On the Media
In case you missed it this weekend, WBEZ’s On the Media took on books and the publishing industry. Bob Garfield started the convo by saying “The new media are thriving. The old media are dying. That seems to be the theme of our program from week to week to week. But, of course, it’s much more complicated than that because increasingly the old and new are merging into one another. This week, we’re devoting the program to the oldest of old media - books.” They went on to discuss the usual stuffs: the death of print, “green” paper, e-books & e-readers, if the public has an inherent love of paper. Most promising to me was the idea that with Borders going down and print on demand becoming more feasible, the publishing industry was actually equalizing. Maybe the sky isn’t falling? (Of course, on the more depressing side of things was the mention of the NEA study that “found reading proficiency declining across the board and that nearly half of Americans ages 18 to 24 read no books for pleasure.” Egads!)

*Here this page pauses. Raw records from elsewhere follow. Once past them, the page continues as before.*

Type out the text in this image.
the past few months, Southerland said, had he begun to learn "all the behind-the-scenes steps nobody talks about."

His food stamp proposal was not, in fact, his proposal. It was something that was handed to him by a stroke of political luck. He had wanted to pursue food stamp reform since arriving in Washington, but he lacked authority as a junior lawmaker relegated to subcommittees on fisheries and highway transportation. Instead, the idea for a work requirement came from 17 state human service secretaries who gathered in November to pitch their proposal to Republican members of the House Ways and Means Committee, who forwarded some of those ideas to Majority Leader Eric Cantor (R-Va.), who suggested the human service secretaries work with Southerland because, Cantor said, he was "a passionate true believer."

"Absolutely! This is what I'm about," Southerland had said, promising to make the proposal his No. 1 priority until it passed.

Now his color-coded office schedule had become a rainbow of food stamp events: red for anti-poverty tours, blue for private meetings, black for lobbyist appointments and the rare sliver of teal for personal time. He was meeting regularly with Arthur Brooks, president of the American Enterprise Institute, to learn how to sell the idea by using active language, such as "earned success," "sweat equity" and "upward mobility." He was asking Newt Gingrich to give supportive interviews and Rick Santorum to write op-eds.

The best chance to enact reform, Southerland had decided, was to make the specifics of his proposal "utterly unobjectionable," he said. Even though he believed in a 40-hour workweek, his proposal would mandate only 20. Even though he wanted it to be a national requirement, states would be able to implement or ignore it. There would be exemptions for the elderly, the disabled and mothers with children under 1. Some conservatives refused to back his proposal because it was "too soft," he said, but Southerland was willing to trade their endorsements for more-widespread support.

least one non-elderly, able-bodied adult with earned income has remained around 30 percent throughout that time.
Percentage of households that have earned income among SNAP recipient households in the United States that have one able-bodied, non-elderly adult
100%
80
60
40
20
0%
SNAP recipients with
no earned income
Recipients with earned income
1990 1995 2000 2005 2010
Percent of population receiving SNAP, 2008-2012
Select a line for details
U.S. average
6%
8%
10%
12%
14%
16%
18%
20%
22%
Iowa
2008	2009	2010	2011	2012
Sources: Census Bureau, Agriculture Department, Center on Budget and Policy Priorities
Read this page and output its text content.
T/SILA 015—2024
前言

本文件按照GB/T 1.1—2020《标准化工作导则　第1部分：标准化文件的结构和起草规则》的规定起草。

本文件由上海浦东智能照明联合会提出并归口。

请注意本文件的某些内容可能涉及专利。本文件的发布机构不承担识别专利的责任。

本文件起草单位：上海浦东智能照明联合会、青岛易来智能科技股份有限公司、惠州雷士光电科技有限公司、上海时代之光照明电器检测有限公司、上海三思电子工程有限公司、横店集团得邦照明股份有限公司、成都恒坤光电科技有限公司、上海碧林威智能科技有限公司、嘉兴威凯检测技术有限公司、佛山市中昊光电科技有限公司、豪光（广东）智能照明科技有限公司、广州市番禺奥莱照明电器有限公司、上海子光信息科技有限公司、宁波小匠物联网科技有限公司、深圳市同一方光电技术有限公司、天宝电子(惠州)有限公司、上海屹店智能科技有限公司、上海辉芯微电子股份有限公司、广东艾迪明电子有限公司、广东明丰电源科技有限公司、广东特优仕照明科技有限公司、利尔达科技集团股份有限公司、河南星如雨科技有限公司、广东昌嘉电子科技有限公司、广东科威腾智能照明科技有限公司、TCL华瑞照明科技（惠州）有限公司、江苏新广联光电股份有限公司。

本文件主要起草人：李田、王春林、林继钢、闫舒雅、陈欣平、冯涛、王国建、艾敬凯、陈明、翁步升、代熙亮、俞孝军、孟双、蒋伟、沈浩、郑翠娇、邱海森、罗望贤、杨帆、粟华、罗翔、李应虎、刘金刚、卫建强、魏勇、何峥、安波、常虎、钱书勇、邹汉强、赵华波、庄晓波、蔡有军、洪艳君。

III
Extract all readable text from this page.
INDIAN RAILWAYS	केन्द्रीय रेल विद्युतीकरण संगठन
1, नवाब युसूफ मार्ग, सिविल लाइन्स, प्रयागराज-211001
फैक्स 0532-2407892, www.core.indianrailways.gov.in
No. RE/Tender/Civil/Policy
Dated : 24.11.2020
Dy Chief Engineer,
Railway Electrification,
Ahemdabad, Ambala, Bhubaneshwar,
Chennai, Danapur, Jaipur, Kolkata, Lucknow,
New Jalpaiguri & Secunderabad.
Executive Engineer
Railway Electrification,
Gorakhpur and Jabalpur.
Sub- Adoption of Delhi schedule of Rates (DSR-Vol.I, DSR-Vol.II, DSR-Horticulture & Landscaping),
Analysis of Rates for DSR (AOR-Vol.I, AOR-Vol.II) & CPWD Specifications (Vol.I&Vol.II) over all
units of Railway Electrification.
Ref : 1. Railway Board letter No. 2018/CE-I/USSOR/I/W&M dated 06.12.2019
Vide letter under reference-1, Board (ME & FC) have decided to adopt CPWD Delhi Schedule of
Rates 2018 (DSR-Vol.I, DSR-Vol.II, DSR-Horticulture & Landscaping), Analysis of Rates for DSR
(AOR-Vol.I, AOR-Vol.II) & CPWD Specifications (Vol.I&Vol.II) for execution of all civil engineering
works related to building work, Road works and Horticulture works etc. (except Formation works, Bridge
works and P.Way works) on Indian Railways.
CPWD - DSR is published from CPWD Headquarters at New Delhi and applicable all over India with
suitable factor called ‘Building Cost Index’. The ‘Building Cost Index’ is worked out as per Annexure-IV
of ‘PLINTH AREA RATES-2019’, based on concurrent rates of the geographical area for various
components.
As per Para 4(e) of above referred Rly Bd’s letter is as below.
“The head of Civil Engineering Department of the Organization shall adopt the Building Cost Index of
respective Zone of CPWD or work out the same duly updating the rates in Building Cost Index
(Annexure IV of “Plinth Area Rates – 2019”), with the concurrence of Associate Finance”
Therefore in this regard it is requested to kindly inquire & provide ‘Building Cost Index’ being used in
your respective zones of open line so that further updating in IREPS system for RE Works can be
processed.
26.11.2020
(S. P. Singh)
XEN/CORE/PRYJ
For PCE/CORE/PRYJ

Something else to chew on: book trailers. Video killed the radio star.
Something else to chew on would be Ursula LeGuin’s essay “Staying Awake” in the February 2008 Harpers (unfortunately, it’s locked away for online subscribers only). In it, she touches on this supposed decline of reading, arguing that readers have always been in the minority and that in the course of human history reading for pleasure is rarer still. She also argues that corporate capitalism and literature don’t mix and that the coming death of mastodons like Borders could mean a revival in literary publishing. That’s a severely simplified summary (and that’s a lot of alliteration) but the full essay is well worth the search.
And one fussy correction: On the Media is produced by WNYC not WBEZ.